Vers le développement d’un tourisme scientifique en montagne ?
Thèmatique : Initiative régionale Innovation Territoire
Du 24 au 26 juin dernier se tenait sur les hauteurs de la commune de Villar d’Arène dans les Hautes-Alpes la première édition d’un week-end d’astronomie, de botanique d’altitude et de photographie nocturne dans les Écrins. Coordonné par Daniel Zambrano, chargé de mission au Réseau Nature Science Environnement, et soutenu par la région PACA et le dispositif FEADER (Fonds Européen Agricole pour le Développement Rural), il vise à travers la mobilisation de différents acteurs du territoire à développer une autre forme de tourisme, plus contemplative tout en restant accessible au grand public au niveau des différents savoirs transmis. Retour sur ces deux jours au coeur d’une nature splendide entre prairies d’altitude, jardins botaniques, glaciers et pics majestueux.
Le rendez-vous est donné le vendredi en fin d’après-midi tout près de la place du village à Villar d’Arène. Il fait encore chaud à cette heure tardive même à plus de 1 500 mètres d’altitude ! Nous sommes une quinzaine de personnes à avoir répondu présentes à ce week-end qui va nous faire découvrir ce territoire de la Haute-Romanche sous différentes facettes et en tant qu’habitante de la commune avoisinante de la Grave, je suis d’autant plus curieuse d’y participer car j’ai beaucoup plus l’habitude de parcourir ces montagnes à vélo, en escalade ou en ski de randonnée ! Une expérience aussi bien professionnelle que personnelle en ce qui me concerne… Dans un premier temps, nous nous rendons au moulin d’Arsine en compagnie de Jean-Pierre Jacquier, habitant de Villar d’Arène et président de l’association Du Four et Du Moulin. La construction, en excellent état, regorge en son sein d’objets et d’outils témoignant de la vie essentiellement agricole et pastorale des habitants de ces territoires. Pendant un moment, nous sommes replongés dans ce passé pas si lointain, dans un quotidien rude et bien différent de celui que nous connaissons aujourd’hui, mais ô combien riche en traditions. Jean-Pierre est une véritable mine de savoir et son enthousiasme à transmettre ces pratiques et cette foisonnante histoire est communicatif.

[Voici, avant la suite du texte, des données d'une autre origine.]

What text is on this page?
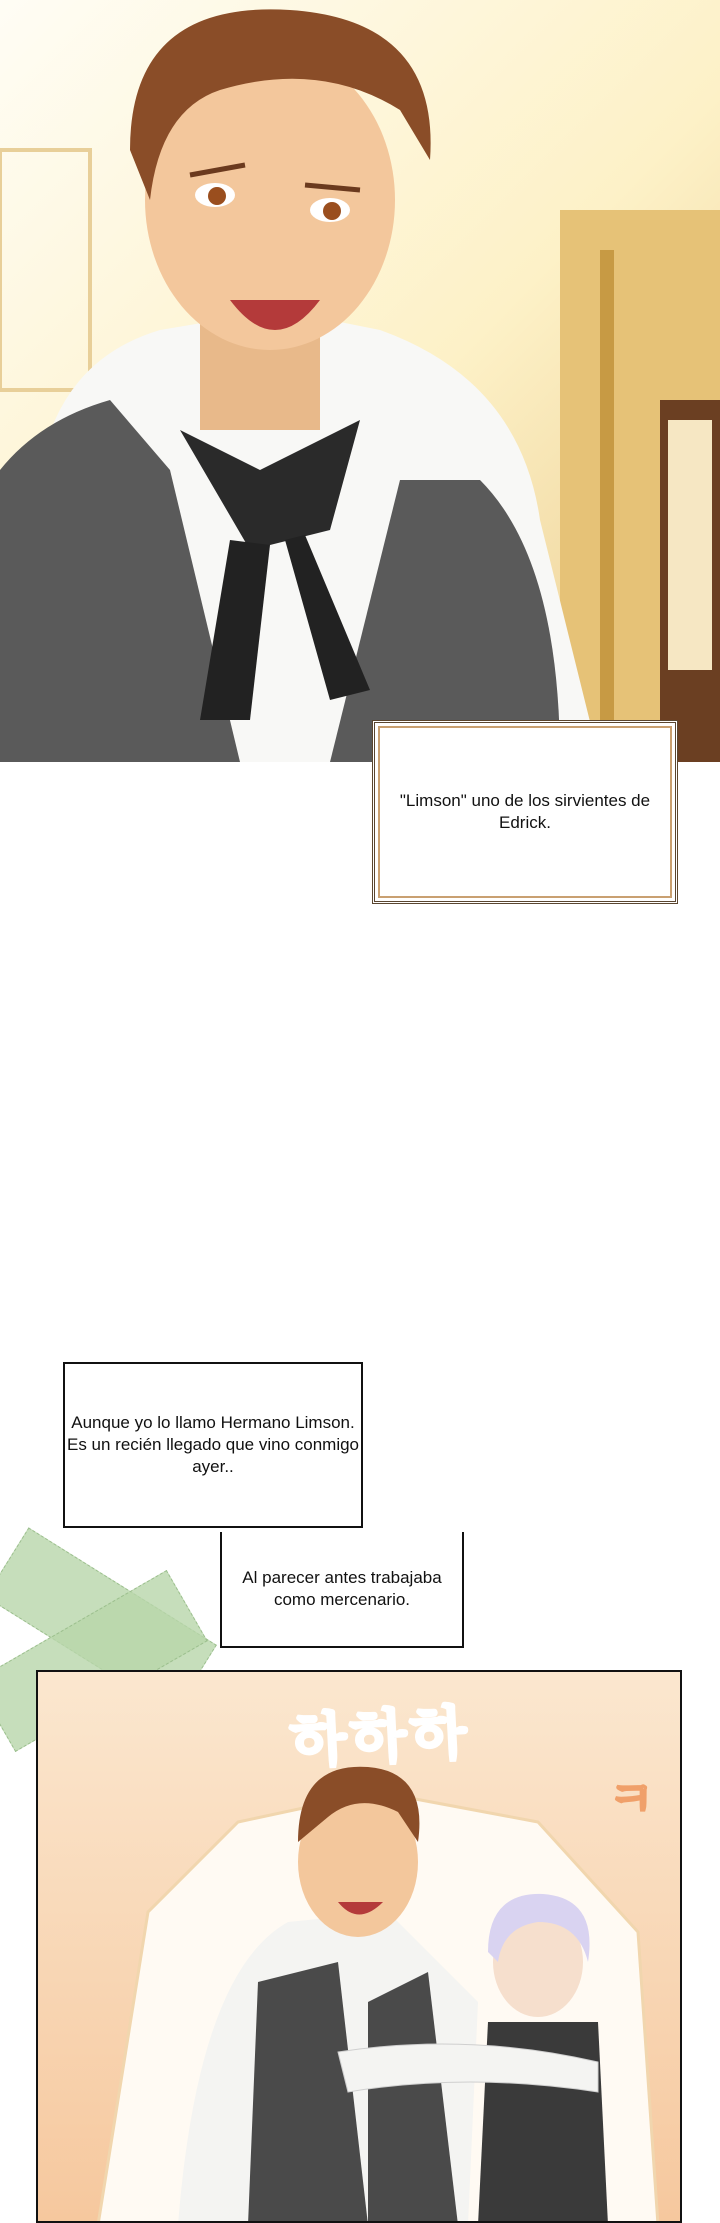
"Limson" uno de los sirvientes de Edrick.
Aunque yo lo llamo Hermano Limson. Es un recién llegado que vino conmigo ayer..
Al parecer antes trabajaba como mercenario.
하하하
ㅋ
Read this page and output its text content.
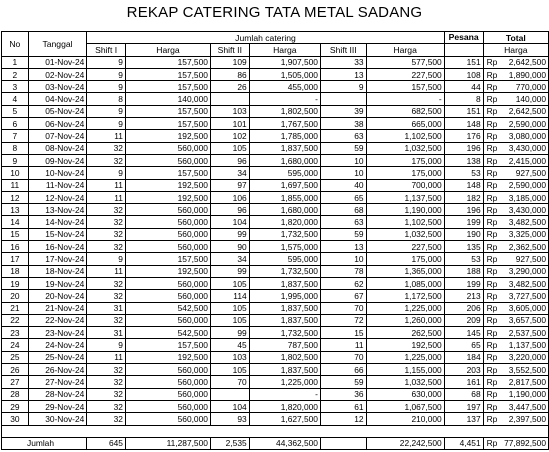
REKAP CATERING TATA METAL SADANG
No	Tanggal	Jumlah catering						Pesana	Total	
		Shift I	Harga	Shift II	Harga	Shift III	Harga		Harga	
1	01-Nov-24	9	157,500	109	1,907,500	33	577,500	151	Rp	2,642,500
2	02-Nov-24	9	157,500	86	1,505,000	13	227,500	108	Rp	1,890,000
3	03-Nov-24	9	157,500	26	455,000	9	157,500	44	Rp	770,000
4	04-Nov-24	8	140,000		-		-	8	Rp	140,000
5	05-Nov-24	9	157,500	103	1,802,500	39	682,500	151	Rp	2,642,500
6	06-Nov-24	9	157,500	101	1,767,500	38	665,000	148	Rp	2,590,000
7	07-Nov-24	11	192,500	102	1,785,000	63	1,102,500	176	Rp	3,080,000
8	08-Nov-24	32	560,000	105	1,837,500	59	1,032,500	196	Rp	3,430,000
9	09-Nov-24	32	560,000	96	1,680,000	10	175,000	138	Rp	2,415,000
10	10-Nov-24	9	157,500	34	595,000	10	175,000	53	Rp	927,500
11	11-Nov-24	11	192,500	97	1,697,500	40	700,000	148	Rp	2,590,000
12	12-Nov-24	11	192,500	106	1,855,000	65	1,137,500	182	Rp	3,185,000
13	13-Nov-24	32	560,000	96	1,680,000	68	1,190,000	196	Rp	3,430,000
14	14-Nov-24	32	560,000	104	1,820,000	63	1,102,500	199	Rp	3,482,500
15	15-Nov-24	32	560,000	99	1,732,500	59	1,032,500	190	Rp	3,325,000
16	16-Nov-24	32	560,000	90	1,575,000	13	227,500	135	Rp	2,362,500
17	17-Nov-24	9	157,500	34	595,000	10	175,000	53	Rp	927,500
18	18-Nov-24	11	192,500	99	1,732,500	78	1,365,000	188	Rp	3,290,000
19	19-Nov-24	32	560,000	105	1,837,500	62	1,085,000	199	Rp	3,482,500
20	20-Nov-24	32	560,000	114	1,995,000	67	1,172,500	213	Rp	3,727,500
21	21-Nov-24	31	542,500	105	1,837,500	70	1,225,000	206	Rp	3,605,000
22	22-Nov-24	32	560,000	105	1,837,500	72	1,260,000	209	Rp	3,657,500
23	23-Nov-24	31	542,500	99	1,732,500	15	262,500	145	Rp	2,537,500
24	24-Nov-24	9	157,500	45	787,500	11	192,500	65	Rp	1,137,500
25	25-Nov-24	11	192,500	103	1,802,500	70	1,225,000	184	Rp	3,220,000
26	26-Nov-24	32	560,000	105	1,837,500	66	1,155,000	203	Rp	3,552,500
27	27-Nov-24	32	560,000	70	1,225,000	59	1,032,500	161	Rp	2,817,500
28	28-Nov-24	32	560,000		-	36	630,000	68	Rp	1,190,000
29	29-Nov-24	32	560,000	104	1,820,000	61	1,067,500	197	Rp	3,447,500
30	30-Nov-24	32	560,000	93	1,627,500	12	210,000	137	Rp	2,397,500

Jumlah		645	11,287,500	2,535	44,362,500		22,242,500	4,451	Rp	77,892,500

La nuit tombe et il est temps de monter par une piste carrossable sur les hauteurs de Villar d’Arène. Construit à flanc de montagne et jouissant d’un panorama exceptionnel sur le massif des Écrins, La Guindaine est un chalet d’architecte construit à 2 000 mètres d’altitude. Transformé en observatoire astronomique amateur, il est aujourd’hui occupé par l’association Astroguindaine qui organise des stages d’astronomie ouverts aux amateurs comme aux initiés. Après nous être installés, place à la première soirée d’observation des étoiles. Nous sommes chanceux car le ciel est bien dégagé cette nuit-là, pas de nuages ni d’orages à l’horizon ! Jeff Gély installe trépieds et appareils photos en compagnie des participants au stage photographique. Originaire de région parisienne mais désormais basé à Abriès dans le Queyras, sa passion pour l’astronomie et la photographie l’a amené à développer une pratique de la photographie nocturne. Animateur scientifique de l’observatoire de Saint-Véran, il mène de front son activité de photographe en organisant des stages qui permettent de s’immerger dans cet univers si fascinant. C’est la première fois qu’il participe en tant que professionnel à ce genre de week-end croisé. Il trouve intéressante l’idée de regrouper plusieurs domaines autour de la science. ‘C’est très stimulant car chacun a son propre univers. Aussi, le fait de vivre des émotions de façon plus contemplative. Cela nous remet en quelque sorte à notre place d’observer les étoiles.’ Avec quelques notions élémentaires transmises par Jeff, les résultats des prises de vues sont tout simplement étonnants, la magie du ciel étoilé opère ! Nous nous endormons les yeux pleins d’étoiles et curieux de voir ce que la journée du lendemain va nous réserver.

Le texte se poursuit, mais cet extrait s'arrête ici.